By month two: agents had enough commit history to recognize what was settled. They stopped proposing changes to stable files. They’d seen the failed extractions in the git log and implicitly knew to avoid that direction.
By month four: the mistakes were more interesting. Correct logic that violated an unstated convention. A fix that improved one module and silently degraded the caller. Not stateless errors. Informed errors. The agent understood enough context to fail in more sophisticated ways.
The mistakes getting more interesting is the closest thing to improvement you can measure without unfreezing the weights.
the memory a swarm needs
Not everything. The wrong memory is noise: chat logs, status updates, every decision ever made. That’s context pollution.
The right memory is durable signal: architectural decisions and their rationale, recurring failure patterns, what the founder wants this week (and what they’ve deprioritized), what the codebase conventions are and why.

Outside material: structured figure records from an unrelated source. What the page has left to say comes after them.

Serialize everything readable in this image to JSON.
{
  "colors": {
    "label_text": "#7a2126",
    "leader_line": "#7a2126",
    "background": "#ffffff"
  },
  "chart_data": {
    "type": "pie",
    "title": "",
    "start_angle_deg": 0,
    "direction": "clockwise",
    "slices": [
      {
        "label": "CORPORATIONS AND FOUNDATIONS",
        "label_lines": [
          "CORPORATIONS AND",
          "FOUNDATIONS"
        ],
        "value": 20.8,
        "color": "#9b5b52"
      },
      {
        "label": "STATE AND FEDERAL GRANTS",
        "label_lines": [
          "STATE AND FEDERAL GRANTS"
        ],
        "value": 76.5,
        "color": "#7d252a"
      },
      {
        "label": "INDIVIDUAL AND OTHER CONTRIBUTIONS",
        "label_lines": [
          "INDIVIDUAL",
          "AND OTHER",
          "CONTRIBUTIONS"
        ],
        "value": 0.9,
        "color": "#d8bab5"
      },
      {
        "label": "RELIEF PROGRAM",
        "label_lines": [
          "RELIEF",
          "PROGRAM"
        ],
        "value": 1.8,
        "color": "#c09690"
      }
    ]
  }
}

One file per agent with the things worth knowing cold. A shared knowledge base with the patterns that outlast any single session. The coordination ledger that records what’s been decided so the next agent doesn’t relitigate it.
That’s the structure. It doesn’t require exotic tooling. Just the discipline to write things down and read them.
what you get from the memory side
You stop explaining the same things twice. Agents that woke up last week already know your preferred error handling style. They know which dependency you’re planning to replace. They know the test coverage is intentional, not an oversight.
You stop seeing the same class of mistake. Not because agents got smarter. They have context about what’s been tried and why it didn’t work.
The work compounds. Today’s commits make next week’s agents smarter. Not in theory. In the git log.
That’s what a teammate does. A tool starts over every time.